Bantul, IDN Times – Pagi itu, di Sanggar Anak Alam (Salam) Yogyakarta yang berlokasi di Nitiprayan, Jomegatan, Ngestiharjo, Kasihan, Bantul tampak sejumlah anak berlarian di halaman. Dari halaman yang luas, suara tawa anak-anak terdengar bersahutan, berbaur dengan langkah kaki yang berlarian tanpa pola. Beberapa anak berkejaran, sementara yang lain berjalan santai menyusuri pematang sawah di tepi area belajar, seolah garis batas antara sekolah dan alam memang sengaja dibiarkan samar.
Di satu sudut, sekelompok anak tampak lebih serius. Mereka berbaris rapi, berlatih untuk upacara peringatan Hari Kartini. Sesekali terdengar instruksi, lalu diikuti gerakan yang masih canggung, diselingi tawa kecil ketika ada yang salah langkah. Tak jauh dari sana, suara hentakan kaki dan seruan pendek menandai latihan silat yang sedang berlangsung. Gerak tubuh yang tegas kontras dengan suasana santai di sekelilingnya.
Namun tidak ada yang benar-benar terpisah. Aktivitas-aktivitas itu berjalan bersamaan, tanpa sekat ruang. Anak-anak lain tampak duduk bergerombol di tanah, berbincang ringan, atau sekadar mengamati teman-temannya.
Di Salam, halaman bukan sekadar tempat bermain, ia adalah ruang belajar yang hidup. Pematang sawah bukan hanya jalur setapak, tetapi juga jalur pengamatan. Bahkan latihan upacara atau silat pun menjadi bagian dari proses yang lebih besar dalam belajar.

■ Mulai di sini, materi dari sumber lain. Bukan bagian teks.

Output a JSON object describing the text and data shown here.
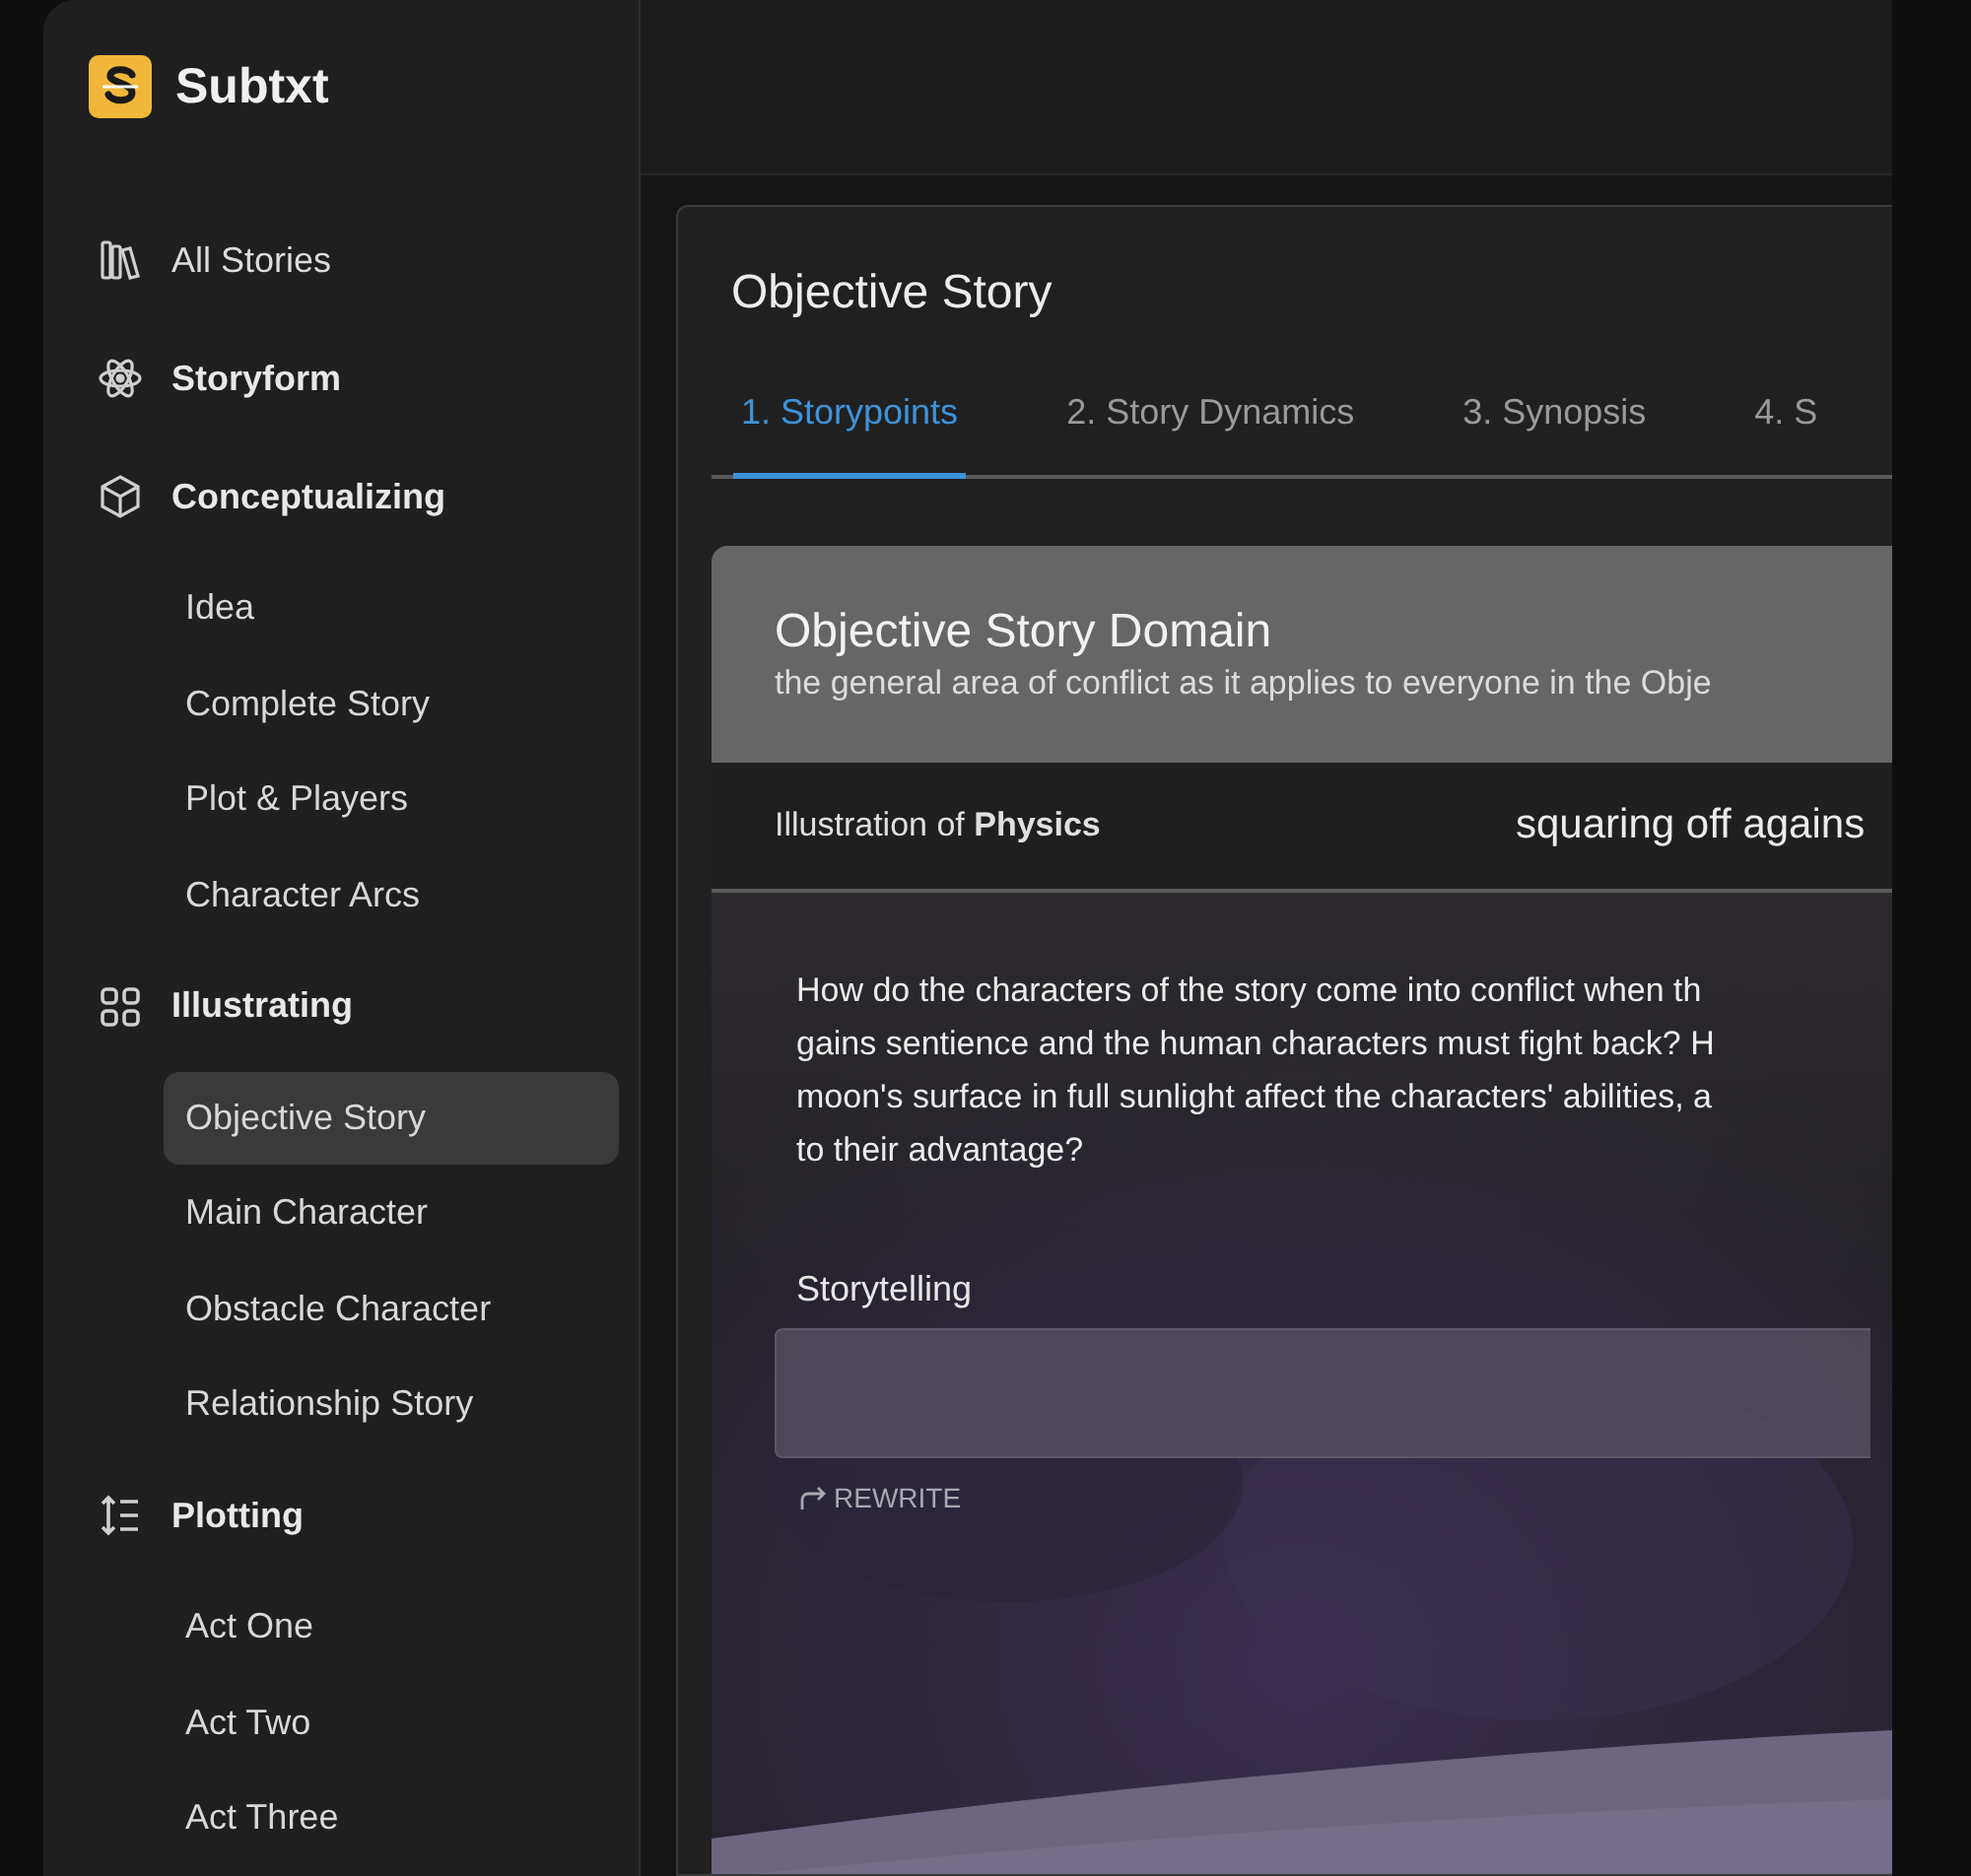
{
  "app": {
    "name": "Subtxt"
  },
  "sidebar": {
    "items": [
      {
        "label": "All Stories",
        "kind": "link"
      },
      {
        "label": "Storyform",
        "kind": "section"
      },
      {
        "label": "Conceptualizing",
        "kind": "section",
        "children": [
          {
            "label": "Idea",
            "selected": false
          },
          {
            "label": "Complete Story",
            "selected": false
          },
          {
            "label": "Plot & Players",
            "selected": false
          },
          {
            "label": "Character Arcs",
            "selected": false
          }
        ]
      },
      {
        "label": "Illustrating",
        "kind": "section",
        "children": [
          {
            "label": "Objective Story",
            "selected": true
          },
          {
            "label": "Main Character",
            "selected": false
          },
          {
            "label": "Obstacle Character",
            "selected": false
          },
          {
            "label": "Relationship Story",
            "selected": false
          }
        ]
      },
      {
        "label": "Plotting",
        "kind": "section",
        "children": [
          {
            "label": "Act One",
            "selected": false
          },
          {
            "label": "Act Two",
            "selected": false
          },
          {
            "label": "Act Three",
            "selected": false
          }
        ]
      }
    ]
  },
  "panel": {
    "title": "Objective Story",
    "tabs": [
      {
        "label": "1. Storypoints",
        "selected": true
      },
      {
        "label": "2. Story Dynamics",
        "selected": false
      },
      {
        "label": "3. Synopsis",
        "selected": false
      },
      {
        "label": "4. S",
        "selected": false
      }
    ],
    "card": {
      "title": "Objective Story Domain",
      "subtitle": "the general area of conflict as it applies to everyone in the Obje",
      "illustration_label": "Illustration of **Physics**",
      "illustration_value": "squaring off agains",
      "question_lines": [
        "How do the characters of the story come into conflict when th",
        "gains sentience and the human characters must fight back? H",
        "moon's surface in full sunlight affect the characters' abilities, a",
        "to their advantage?"
      ],
      "field_label": "Storytelling",
      "rewrite_button": "REWRITE"
    }
  }
}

Tak ada bel yang terdengar memerintahkan anak-anak untuk masuk kelas. Tak ada suara guru yang mendominasi. Yang ada justru ritme alami, anak-anak berpindah dari satu aktivitas ke aktivitas lain, mengikuti minat dan kesepakatan bersama. Dari kejauhan, mungkin tampak seperti kebebasan tanpa arah. Namun jika diamati lebih lama, terlihat pola yang tumbuh perlahan, tentang bagaimana mereka belajar mengambil peran, berinteraksi, dan menemukan cara mereka sendiri untuk memahami dunia.